Bringing a new crop to market is not for the feint of heart and is generally only done by the “ABCDs” — the cropping behemoths — ADM, Bunge, Carghill and Dreyfus. The development is scientifically complex and requires a long time because iterations take as long as a season takes to grow a new variety. Then the regulatory process is gruelling, and then the supply chain is complex and hard to penetrate.

James and Ben, who worked together in the CSIRO in their Plant Oils Engineering Group were one of the rare of examples of small teams who had brought a new crop to market when they developed the first land-based source of Omega-3 oil in a new Canola that is now sold by Nuseed.

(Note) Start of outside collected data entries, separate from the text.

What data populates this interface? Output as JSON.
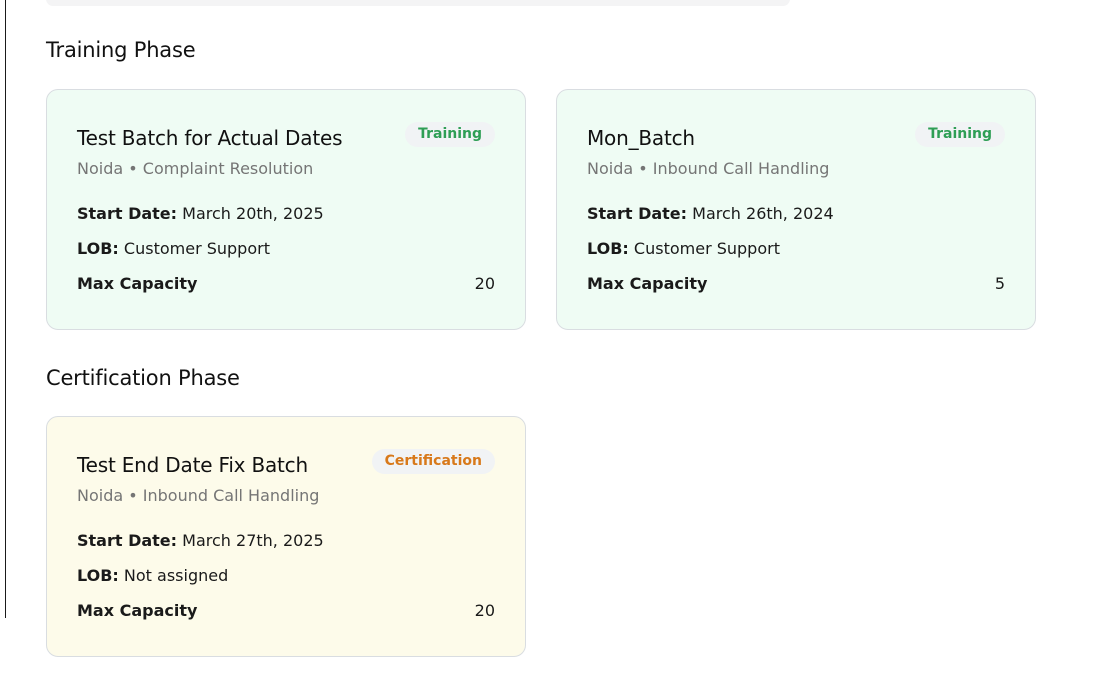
{
  "sections": {
    "training": {
      "title": "Training Phase",
      "batches": [
        {
          "name": "Test Batch for Actual Dates",
          "location_line": "Noida • Complaint Resolution",
          "status": "Training",
          "start_date_label": "Start Date:",
          "start_date": "March 20th, 2025",
          "lob_label": "LOB:",
          "lob": "Customer Support",
          "capacity_label": "Max Capacity",
          "capacity": "20"
        },
        {
          "name": "Mon_Batch",
          "location_line": "Noida • Inbound Call Handling",
          "status": "Training",
          "start_date_label": "Start Date:",
          "start_date": "March 26th, 2024",
          "lob_label": "LOB:",
          "lob": "Customer Support",
          "capacity_label": "Max Capacity",
          "capacity": "5"
        }
      ]
    },
    "certification": {
      "title": "Certification Phase",
      "batches": [
        {
          "name": "Test End Date Fix Batch",
          "location_line": "Noida • Inbound Call Handling",
          "status": "Certification",
          "start_date_label": "Start Date:",
          "start_date": "March 27th, 2025",
          "lob_label": "LOB:",
          "lob": "Not assigned",
          "capacity_label": "Max Capacity",
          "capacity": "20"
        }
      ]
    }
  },
  "colors": {
    "training_card_bg": "#effcf4",
    "certification_card_bg": "#fdfbea",
    "training_badge_text": "#2e9e55",
    "certification_badge_text": "#d8791a",
    "badge_bg": "#f1f3f5"
  }
}
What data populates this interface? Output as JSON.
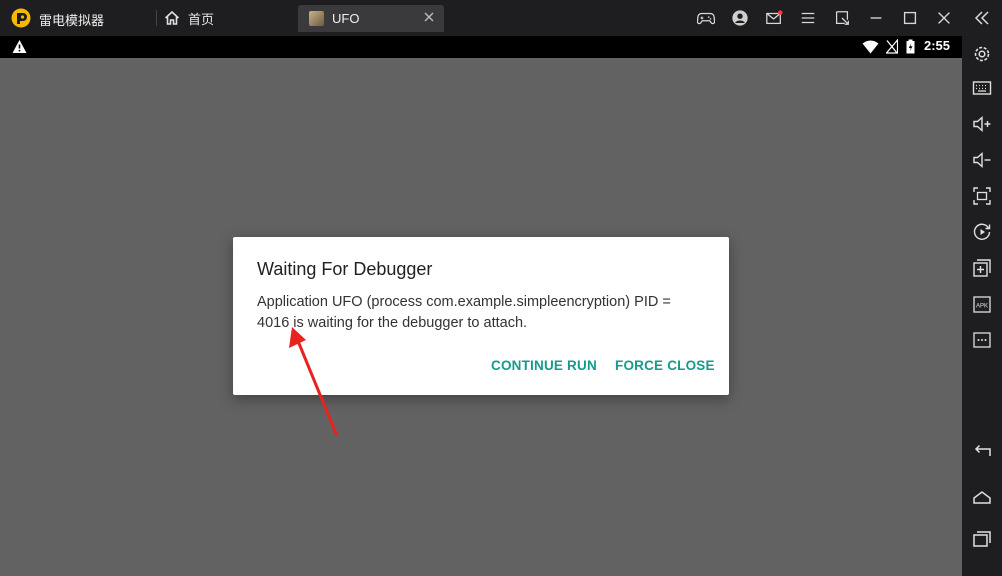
{
  "titlebar": {
    "app_name": "雷电模拟器",
    "home_label": "首页",
    "tab_label": "UFO",
    "icons": [
      "gamepad-icon",
      "account-icon",
      "mail-icon",
      "menu-icon",
      "screen-icon",
      "minimize-icon",
      "maximize-icon",
      "close-icon",
      "collapse-icon"
    ]
  },
  "statusbar": {
    "time": "2:55"
  },
  "dialog": {
    "title": "Waiting For Debugger",
    "message": "Application UFO (process com.example.simpleencryption) PID = 4016 is waiting for the debugger to attach.",
    "continue_label": "CONTINUE RUN",
    "force_close_label": "FORCE CLOSE"
  },
  "sidebar": {
    "items": [
      "settings-icon",
      "keyboard-icon",
      "volume-up-icon",
      "volume-down-icon",
      "fullscreen-icon",
      "record-icon",
      "add-app-icon",
      "apk-icon",
      "more-icon",
      "back-icon",
      "home-icon",
      "recents-icon"
    ],
    "apk_text": "APK"
  },
  "colors": {
    "accent": "#159b8b",
    "arrow": "#e8231f",
    "logo": "#f6b800"
  }
}
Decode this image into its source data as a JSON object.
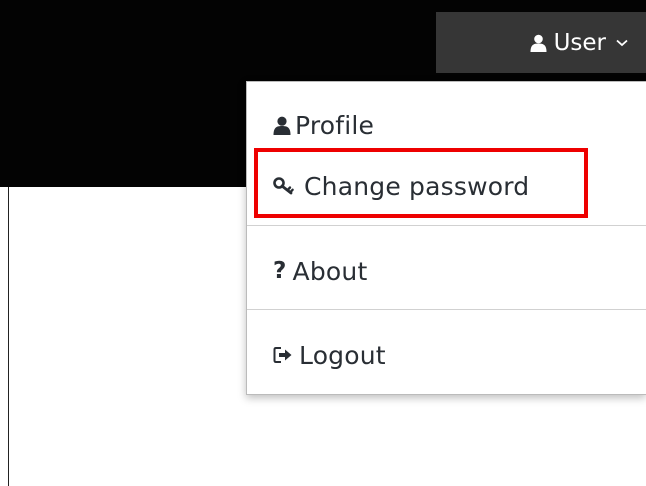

Together we spent about a year building an investment case for the company that was then called Folear. During this time we learned about the opportunity to create new sources of oil and we could see how few people in the world understood it as well as James and Ben. But we failed to get over the blockers that make this kind of business hard for venture capital to invest in.

But the fire in James and Ben’s belly was lit.

Coming back to that email:

“It would be great to have a quick chat about the animal-free dairy (and meat) lipids”

James and Ben had tuned in to the emerging opportunity exploding from alt-protein’s need for better, more sustainably produced fats. They had also reflected upon the challenges of developing oil in crops and figured out how they could develop new fats with yeast fermentation and greatly increase their iteration velocity.

Insulin for example is produced at scale by genetically modifying yeast to make human insulin instead of alcohol when it eats a feedstock like sugar. The insulin itself is not genetically modified but it is made from yeast that has been.

Before we had this technology insulin was extracted from pigs and 8 tonnes of pig pancreas was needed for every litre of insulin. This new approach makes the same stuff, cleanly and efficiently at a massive scale.

Nourish is making fat in the same way and is an example of a growing cohort of inspiring Australian companies who can build a massive new industry together, selling game-changing, nutritious food at scale to the rest of the world.

Nourish has been quietly coming together since our first investment in January 2020. We’re working closely with ‘partner customers’ to deliver alt-protein food that does not have an alt-experience.

And so we come back to that board meeting. At an early board meeting in Covid lock down, the company had sent me some test tubes to heat in the oven while we talked. My family trickled home from work and school during this time, expressing their excitement about dinner — roast beef! They were a little sad to see that the source of that cozy, yummy smell came from a test tube.

I will always associate Nourish board meetings with the smell of roast beef.